Atherosclerosis is a chronic inflammatory disease whose clinical complications, including major adverse cardiovascular events (MACE) such as myocardial infarction (MI) and stroke, are the leading causes of death worldwide. While compelling evidence shows that inflammation plays an important role in atherosclerosis progression, broad-acting anti-inflammatory treatment may not be a viable therapy, in part due to increases in lethal infections.  Thus, there is a need to identify targeted therapies that mitigate the adverse effects of chronic inflammation while preserving immune defenses, inflammation resolution, and injury-repair processes, including formation of the protective fibrous cap that is essential for atherosclerotic lesion stability. Basic science studies have been hindered by the lack of a preclinical mouse model that develops coronary atherosclerosis and replicates the late-stage complications seen in human atherosclerotic disease. This talk will introduce a novel new mouse model of diet-induced coronary atherosclerosis (SR-BI∆CT/∆CT/Ldlr -/-) and explore the therapeutic potential of targeting extracellular Myeloperoxidase to reduce MACE.

Role of Stem Cell Antigen-1 (Sca1) in Atherosclerosis Development and Late-Stage Pathogenesis

Atherothrombosis-associated complications, including myocardial infarction (MI) and stroke, remain the leading causes of death worldwide.

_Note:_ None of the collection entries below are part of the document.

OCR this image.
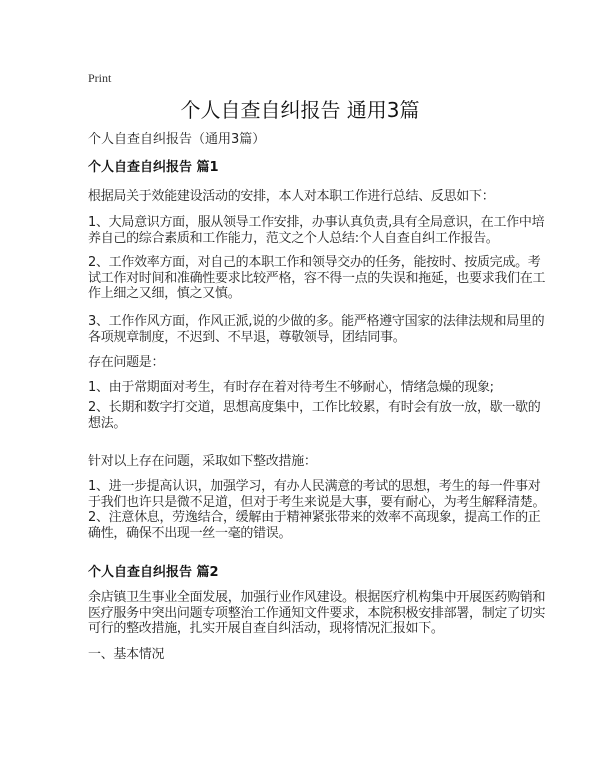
Print
个人自查自纠报告 通用3篇
个人自查自纠报告（通用3篇）
个人自查自纠报告 篇1
个人自查自纠报告 篇2
根据局关于效能建设活动的安排，本人对本职工作进行总结、反思如下：
1、大局意识方面，服从领导工作安排，办事认真负责,具有全局意识，在工作中培
养自己的综合素质和工作能力，范文之个人总结:个人自查自纠工作报告。
2、工作效率方面，对自己的本职工作和领导交办的任务，能按时、按质完成。考
试工作对时间和准确性要求比较严格，容不得一点的失误和拖延，也要求我们在工
作上细之又细，慎之又慎。
3、工作作风方面，作风正派,说的少做的多。能严格遵守国家的法律法规和局里的
各项规章制度，不迟到、不早退，尊敬领导，团结同事。
存在问题是：
1、由于常期面对考生，有时存在着对待考生不够耐心，情绪急燥的现象;
2、长期和数字打交道，思想高度集中，工作比较累，有时会有放一放，歇一歇的
想法。
针对以上存在问题，采取如下整改措施：
1、进一步提高认识，加强学习，有办人民满意的考试的思想，考生的每一件事对
于我们也许只是微不足道，但对于考生来说是大事，要有耐心，为考生解释清楚。
2、注意休息，劳逸结合，缓解由于精神紧张带来的效率不高现象，提高工作的正
确性，确保不出现一丝一毫的错误。
余店镇卫生事业全面发展，加强行业作风建设。根据医疗机构集中开展医药购销和
医疗服务中突出问题专项整治工作通知文件要求，本院积极安排部署，制定了切实
可行的整改措施，扎实开展自查自纠活动，现将情况汇报如下。
一、基本情况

Whereas single cell RNA sequencing (scRNAseq) and Myh11-smooth muscle cell (SMC) lineage tracing studies by our lab and others have provided extensive evidence that SMC-derived cells within atherosclerotic lesions exhibit a wide range of distinct phenotypes including a subset of Myh11+ medial cells that activate stem cell antigen-1 (Sca1), the functional role of Sca1 in lesion development and late-stage pathogenesis is unknown. By utilizing a unique Myh11 Sca1 dual recombinase mouse model we provide evidence that Myh11+ medial SMC activate Sca1+ early in lesion development and that many but not all Myh11+ medial SMC within neointimal lesions of advanced atherosclerotic lesions go through a Sca1+ transition state. I will also discuss results from our newly developed SMC-specific Sca1 knockout mice which provide direct evidence of Sca1’s role in SMC investment into the lesions.


Rebecca – Senior Scientist, Robert M. Berne Cardiovascular Research Center, University of Virginia, Charlottesville Va.

Sohel – Postdoctoral Fellow, Robert M. Berne Cardiovascular Research Center, University of Virginia, Charlottesville Va.